Cathy2 wrote:New ingredient to muse about: Beef Marrow Guts at $1.99 a pound. This is the marrow extracted from the bone.
Rene G wrote:Cathy2 wrote:New ingredient to muse about: Beef Marrow Guts at $1.99 a pound. This is the marrow extracted from the bone.
Are you sure? Marrow gut usually refers to a part of an unweaned calf's stomach. It's an essential ingredient of sonofabitch stew. See Frank X Tolbert's A Bowl of Red for plenty of background on this Texas delicacy.
This last item, the "marrow gut", was a key ingredient.
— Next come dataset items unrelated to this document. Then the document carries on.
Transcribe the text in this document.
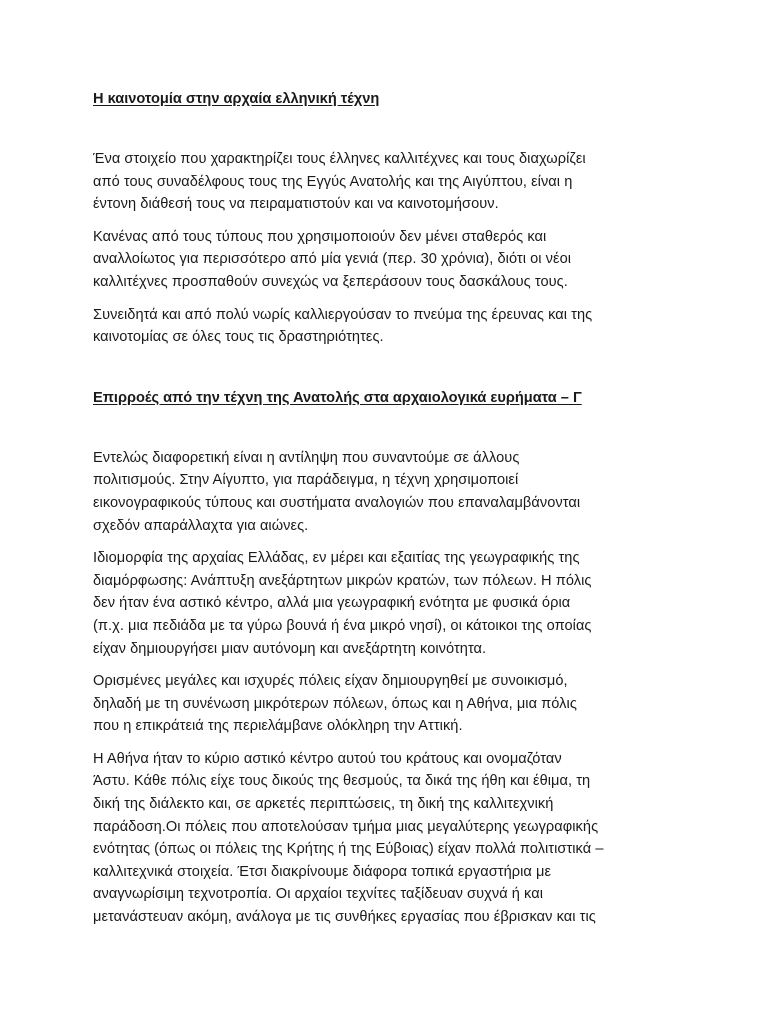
Η καινοτομία στην αρχαία ελληνική τέχνη
Ένα στοιχείο που χαρακτηρίζει τους έλληνες καλλιτέχνες και τους διαχωρίζει
από τους συναδέλφους τους της Εγγύς Ανατολής και της Αιγύπτου, είναι η
έντονη διάθεσή τους να πειραματιστούν και να καινοτομήσουν.
Κανένας από τους τύπους που χρησιμοποιούν δεν μένει σταθερός και
αναλλοίωτος για περισσότερο από μία γενιά (περ. 30 χρόνια), διότι οι νέοι
καλλιτέχνες προσπαθούν συνεχώς να ξεπεράσουν τους δασκάλους τους.
Συνειδητά και από πολύ νωρίς καλλιεργούσαν το πνεύμα της έρευνας και της
καινοτομίας σε όλες τους τις δραστηριότητες.
Επιρροές από την τέχνη της Ανατολής στα αρχαιολογικά ευρήματα – Γ
Εντελώς διαφορετική είναι η αντίληψη που συναντούμε σε άλλους
πολιτισμούς. Στην Αίγυπτο, για παράδειγμα, η τέχνη χρησιμοποιεί
εικονογραφικούς τύπους και συστήματα αναλογιών που επαναλαμβάνονται
σχεδόν απαράλλαχτα για αιώνες.
Ιδιομορφία της αρχαίας Ελλάδας, εν μέρει και εξαιτίας της γεωγραφικής της
διαμόρφωσης: Ανάπτυξη ανεξάρτητων μικρών κρατών, των πόλεων. Η πόλις
δεν ήταν ένα αστικό κέντρο, αλλά μια γεωγραφική ενότητα με φυσικά όρια
(π.χ. μια πεδιάδα με τα γύρω βουνά ή ένα μικρό νησί), οι κάτοικοι της οποίας
είχαν δημιουργήσει μιαν αυτόνομη και ανεξάρτητη κοινότητα.
Ορισμένες μεγάλες και ισχυρές πόλεις είχαν δημιουργηθεί με συνοικισμό,
δηλαδή με τη συνένωση μικρότερων πόλεων, όπως και η Αθήνα, μια πόλις
που η επικράτειά της περιελάμβανε ολόκληρη την Αττική.
Η Αθήνα ήταν το κύριο αστικό κέντρο αυτού του κράτους και ονομαζόταν
Άστυ. Κάθε πόλις είχε τους δικούς της θεσμούς, τα δικά της ήθη και έθιμα, τη
δική της διάλεκτο και, σε αρκετές περιπτώσεις, τη δική της καλλιτεχνική
παράδοση.Οι πόλεις που αποτελούσαν τμήμα μιας μεγαλύτερης γεωγραφικής
ενότητας (όπως οι πόλεις της Κρήτης ή της Εύβοιας) είχαν πολλά πολιτιστικά –
καλλιτεχνικά στοιχεία. Έτσι διακρίνουμε διάφορα τοπικά εργαστήρια με
αναγνωρίσιμη τεχνοτροπία. Οι αρχαίοι τεχνίτες ταξίδευαν συχνά ή και
μετανάστευαν ακόμη, ανάλογα με τις συνθήκες εργασίας που έβρισκαν και τις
Davidson quotes Ramon Adam's 1952 Come An' Get It: The Story of the Old Cowboy Cook, which reports that this is a tube, between two of the calf's stomachs, filled with a substance resembling marrow, deemed edible only while the calf is young and still feeding on milk. This marrow-like substance was included in the stew and, according to Adams, was "what gave the stew such a delicious flavor." Davidson says this "marrow gut" probably was the passage leading to the abomasum as well as the abomasum itself (said to have a "distinctive flavour of rennin-curdled milk").
Mhays wrote:I had a similar issue with my monkfish the other day - the lady at the counter asked me if I wanted it cut up, and I said no; but could they skin it and bone it for me (fileted would have been fine had I read the signs in front of me.) It was returned sawed into chunks - bone, skin and all, making it less easy to remove the bone and skin at home.
FWIW, I was a bit tentative about the whole thing, so I'm not certain it wasn't somehow my error....
Gypsy Boy wrote:The monkfish was very disappointing--and very messy. Skin, bone, wings (or whatever those things are called)...yuck! I spent a long time at the cutting board and though the final product was worth it (made some bouillabaise), the effort was far more than I anticipated.
Of course, in skinning a big 'ol catfish, it helps to nail it's head down on an 'ol tree stump 'fore pulling off the skin.
Mhays wrote:I've seen the catfish-skinning; it seems like it would work for Monkfish if only they left the head...but then the thing would cost $50 because the head (which you discard) must weigh a ton.